Wednesday, January 25, 2006

Political System in Israel

Bluke posts about reforming the Parliamentary system in Israel. It's nearly word-for-word what I've been talking about for a few years now.

Basically Israel needs to create a district based system that allows the populace to vote for a specific MK that represents them. Tel Aviv would be broken down into about 10 districts, Jerusalem about 8, and so on. Based on a percentage of the population, forcing a regular census to be taken.

This is a mandatory change in my view, in the current system no one has the ability to voice complaints to a specific person on the national level. This is why there are so many protests in front of the Kenesset.

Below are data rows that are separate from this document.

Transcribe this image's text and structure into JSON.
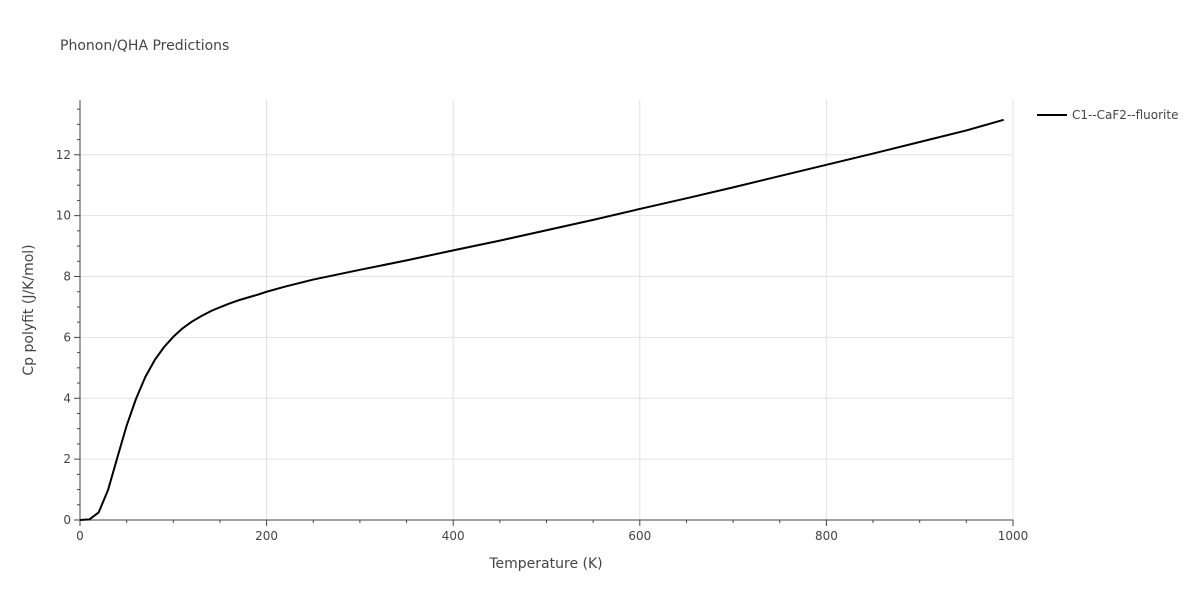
{
  "chart_data": {
    "type": "line",
    "title": "Phonon/QHA Predictions",
    "xlabel": "Temperature (K)",
    "ylabel": "Cp polyfit (J/K/mol)",
    "xlim": [
      0,
      1000
    ],
    "ylim": [
      0,
      13.8
    ],
    "xticks": [
      0,
      200,
      400,
      600,
      800,
      1000
    ],
    "xtick_labels": [
      "0",
      "200",
      "400",
      "600",
      "800",
      "1000"
    ],
    "yticks": [
      0,
      2,
      4,
      6,
      8,
      10,
      12
    ],
    "ytick_labels": [
      "0",
      "2",
      "4",
      "6",
      "8",
      "10",
      "12"
    ],
    "grid": true,
    "legend_position": "top-right",
    "series": [
      {
        "name": "C1--CaF2--fluorite",
        "color": "#000000",
        "x": [
          0,
          10,
          20,
          30,
          40,
          50,
          60,
          70,
          80,
          90,
          100,
          110,
          120,
          130,
          140,
          150,
          160,
          170,
          180,
          190,
          200,
          220,
          250,
          300,
          350,
          400,
          450,
          500,
          550,
          600,
          650,
          700,
          750,
          800,
          850,
          900,
          950,
          990
        ],
        "y": [
          0,
          0.02,
          0.25,
          0.98,
          2.05,
          3.1,
          3.98,
          4.7,
          5.25,
          5.68,
          6.02,
          6.3,
          6.52,
          6.7,
          6.86,
          6.99,
          7.11,
          7.22,
          7.31,
          7.4,
          7.5,
          7.67,
          7.9,
          8.22,
          8.53,
          8.86,
          9.18,
          9.52,
          9.86,
          10.22,
          10.57,
          10.93,
          11.3,
          11.67,
          12.04,
          12.42,
          12.8,
          13.15
        ]
      }
    ]
  }
}
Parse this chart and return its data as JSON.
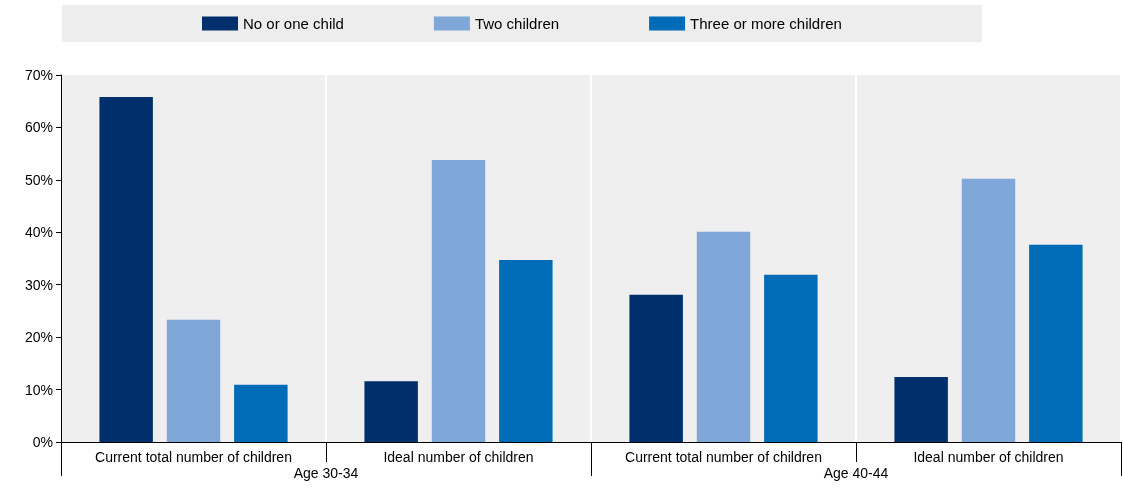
{
  "chart_data": {
    "type": "bar",
    "categories": [
      "Current total number of children",
      "Ideal number of children",
      "Current total number of children",
      "Ideal number of children"
    ],
    "series": [
      {
        "name": "No or one child",
        "color": "#002f6c",
        "values": [
          65.8,
          11.6,
          28.1,
          12.4
        ]
      },
      {
        "name": "Two children",
        "color": "#7fa8d9",
        "values": [
          23.3,
          53.8,
          40.1,
          50.2
        ]
      },
      {
        "name": "Three or more children",
        "color": "#006bb6",
        "values": [
          10.9,
          34.7,
          31.9,
          37.6
        ]
      }
    ],
    "annotations": [
      "Age 30-34",
      "Age 40-44"
    ],
    "ylim": [
      0,
      70
    ],
    "yticks": [
      {
        "value": 0,
        "label": "0%"
      },
      {
        "value": 10,
        "label": "10%"
      },
      {
        "value": 20,
        "label": "20%"
      },
      {
        "value": 30,
        "label": "30%"
      },
      {
        "value": 40,
        "label": "40%"
      },
      {
        "value": 50,
        "label": "50%"
      },
      {
        "value": 60,
        "label": "60%"
      },
      {
        "value": 70,
        "label": "70%"
      }
    ],
    "grid": "x",
    "legend": "top"
  }
}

Bluke has one idea that I can't come to terms with, but then suggest what I like as an alternative.
Create 90 districts (3/4 of the Knesset) and have 1 MK represent a district (and impose a residency requirement). The other 30 seats would be allocated based on the current system but with a much higher threshold like 10%. This would allow the large parties to have their leaders protected and be able to devote themselves to the larger picture while still enabling every one to have a representative. Alternatively, adopt the British system where every seat is district based.

The district system may also be used to give Arabs in Judea and Samaria voting rights (if they'll take them). Since they would be voting for a local representative, while preserving the Jewishness of the State.

On a political science level, it's taking the best parts of the British Parliamentary and American Republican system of Democracy and fusing them together. It can work.
Sharon could have pulled it off (and wanted to change the system), I don't know if anyone else has the power or even the will.
Sharon wasn't the best Prime Minister ever, but he had the political clout to do things nobody else could have.

2 comments:

yo said...

It's hard to get the political parties in charge of the gov't to change the way elections are done and thereby diluted their own power base.

Same problem in the US with giving DC rights, or reforming the electoral college, etc.

Natan said...

Change happens slowly in democracies but it does happen. Especially in a government like Israel's that does not have a Constitution; change is bound to happen. I think this is a neccessary change that will enable Israel to more effectively serve it's population AND retain its Jewish characteristic.